Dallas capped off the first drive with a Zuerlein field goal. Washington responded with a 12-play drive capped off by Gibson’s five-yard touchdown run.

The biggest offensive play of the game came on the Cowboys’ ensuing possession when Dalton hit Amari Cooper deep for a 57-yard touchdown and a 10-7 lead.

Washington took the lead after the Cowboys failed on fourth down from their own 34-yard line. On fourth-and-1, the Cowboys didn’t give the ball to Ezekiel Elliott instead throwing to CeeDee Lamb for the attempted conversion. The ball fell incomplete, giving WFT great field position.

Five plays later, Alex Smith found Logan Thomas in the end zone for a 17-10 lead. Zuerlein brought the Cowboys within four in the final minute of the first half with a 32-yard field goal.

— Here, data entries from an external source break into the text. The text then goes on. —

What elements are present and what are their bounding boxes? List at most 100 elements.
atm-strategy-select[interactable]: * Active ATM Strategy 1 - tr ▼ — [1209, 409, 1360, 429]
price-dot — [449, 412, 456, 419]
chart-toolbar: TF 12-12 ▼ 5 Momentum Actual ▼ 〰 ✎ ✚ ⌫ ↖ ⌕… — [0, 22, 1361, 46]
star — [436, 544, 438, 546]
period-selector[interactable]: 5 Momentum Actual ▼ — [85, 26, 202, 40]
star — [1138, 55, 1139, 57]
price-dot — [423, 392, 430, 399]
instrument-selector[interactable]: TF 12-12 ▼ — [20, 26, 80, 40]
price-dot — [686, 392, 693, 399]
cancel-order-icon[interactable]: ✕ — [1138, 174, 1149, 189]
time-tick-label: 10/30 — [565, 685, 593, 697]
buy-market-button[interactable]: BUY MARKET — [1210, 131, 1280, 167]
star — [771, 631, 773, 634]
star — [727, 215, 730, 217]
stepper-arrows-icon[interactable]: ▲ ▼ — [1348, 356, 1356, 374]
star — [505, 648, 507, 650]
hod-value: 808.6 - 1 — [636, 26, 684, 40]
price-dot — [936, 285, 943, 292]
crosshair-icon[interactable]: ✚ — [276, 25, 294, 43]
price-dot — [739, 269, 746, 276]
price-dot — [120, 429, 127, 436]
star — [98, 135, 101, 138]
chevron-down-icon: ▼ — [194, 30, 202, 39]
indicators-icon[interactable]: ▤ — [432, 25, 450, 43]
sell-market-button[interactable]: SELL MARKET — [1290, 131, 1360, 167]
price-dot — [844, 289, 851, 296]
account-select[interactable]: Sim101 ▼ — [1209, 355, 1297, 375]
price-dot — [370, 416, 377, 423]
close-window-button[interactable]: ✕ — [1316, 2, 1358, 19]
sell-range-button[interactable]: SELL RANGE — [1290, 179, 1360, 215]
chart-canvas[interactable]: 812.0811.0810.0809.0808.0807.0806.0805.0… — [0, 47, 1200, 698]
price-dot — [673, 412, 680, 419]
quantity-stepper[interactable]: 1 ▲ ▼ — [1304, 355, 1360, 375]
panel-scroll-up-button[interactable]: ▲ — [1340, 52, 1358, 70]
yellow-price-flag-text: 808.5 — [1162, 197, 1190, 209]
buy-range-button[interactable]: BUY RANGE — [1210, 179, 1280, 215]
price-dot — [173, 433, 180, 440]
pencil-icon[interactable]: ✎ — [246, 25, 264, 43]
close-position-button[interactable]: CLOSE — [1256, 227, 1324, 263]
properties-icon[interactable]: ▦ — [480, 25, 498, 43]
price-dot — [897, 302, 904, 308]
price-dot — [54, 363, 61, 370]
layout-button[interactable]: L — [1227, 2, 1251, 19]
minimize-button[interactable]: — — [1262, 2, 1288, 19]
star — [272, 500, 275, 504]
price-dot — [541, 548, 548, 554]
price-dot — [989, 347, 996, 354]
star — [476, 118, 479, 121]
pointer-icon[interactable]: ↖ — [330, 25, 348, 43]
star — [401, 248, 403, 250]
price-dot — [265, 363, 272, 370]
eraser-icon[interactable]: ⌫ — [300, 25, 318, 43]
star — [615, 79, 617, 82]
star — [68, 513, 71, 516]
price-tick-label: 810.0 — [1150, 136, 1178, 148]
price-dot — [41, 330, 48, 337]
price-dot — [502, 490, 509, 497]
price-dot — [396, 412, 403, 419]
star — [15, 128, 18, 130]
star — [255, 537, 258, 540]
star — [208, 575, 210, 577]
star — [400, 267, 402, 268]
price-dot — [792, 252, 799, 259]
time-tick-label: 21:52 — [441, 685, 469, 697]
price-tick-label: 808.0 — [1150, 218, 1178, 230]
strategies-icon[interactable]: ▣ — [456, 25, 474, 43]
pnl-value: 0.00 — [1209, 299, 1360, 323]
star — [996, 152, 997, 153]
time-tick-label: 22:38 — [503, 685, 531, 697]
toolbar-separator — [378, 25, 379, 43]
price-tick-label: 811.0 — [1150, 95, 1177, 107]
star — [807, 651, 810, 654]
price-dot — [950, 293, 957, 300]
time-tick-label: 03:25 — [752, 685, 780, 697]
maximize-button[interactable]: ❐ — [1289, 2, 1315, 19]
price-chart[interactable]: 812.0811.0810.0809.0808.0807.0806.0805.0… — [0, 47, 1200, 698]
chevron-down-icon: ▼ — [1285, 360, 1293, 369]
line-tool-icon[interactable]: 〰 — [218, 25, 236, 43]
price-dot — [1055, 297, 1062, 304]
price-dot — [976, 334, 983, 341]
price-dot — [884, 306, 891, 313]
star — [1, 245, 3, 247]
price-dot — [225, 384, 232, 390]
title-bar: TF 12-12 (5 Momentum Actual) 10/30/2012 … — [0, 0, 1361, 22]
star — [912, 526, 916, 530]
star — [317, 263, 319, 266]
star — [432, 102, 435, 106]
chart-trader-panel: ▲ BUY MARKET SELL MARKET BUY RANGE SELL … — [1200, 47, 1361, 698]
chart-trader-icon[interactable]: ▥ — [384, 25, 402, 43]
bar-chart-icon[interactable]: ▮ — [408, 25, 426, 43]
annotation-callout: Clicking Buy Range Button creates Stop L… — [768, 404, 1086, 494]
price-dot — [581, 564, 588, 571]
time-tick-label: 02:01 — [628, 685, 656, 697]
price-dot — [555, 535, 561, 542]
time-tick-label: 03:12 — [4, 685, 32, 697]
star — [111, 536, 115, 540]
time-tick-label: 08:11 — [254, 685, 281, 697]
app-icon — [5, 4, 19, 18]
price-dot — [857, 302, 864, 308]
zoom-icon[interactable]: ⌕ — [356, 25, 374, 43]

ARLINGTON, TEXAS – NOVEMBER 26: Dallas Cowboys strength and conditioning coach Markus Paul is honored prior to the start of the game between the Dallas Cowboys and the Washington Football Team. (Photo by Tom Pennington/Getty Images)

The Cowboys honored strength and conditioning coach Markus Paul before Thursday’s game. Paul died on Wednesday after suffering a “medical emergency” at the team’s headquarters on Tuesday.

The Cowboys released a statement saying Paul, surrounded by his family, passed away at the hospital Wednesday evening at the age of 54. The cause of death is pending.

“We extend our love, strength and support to Markus’ family during this most challenging of times and ask that their privacy be respected moving forward. Markus Paul was a leader in this building. He earned the players respect and attention because he cared so much and was a naturally gifted communicator—both on the personal and professional levels. He handled every situation, sometimes with a smile and a pat on the back, and sometimes with tough love. He had innate toughness in a job that requires that quality, and he was admired throughout the NFL by his peers and the players he coached. It was a privilege to work with him as a coach and laugh with him as a friend. Markus did everything the right way,” head coach Mike McCarthy said in a statement.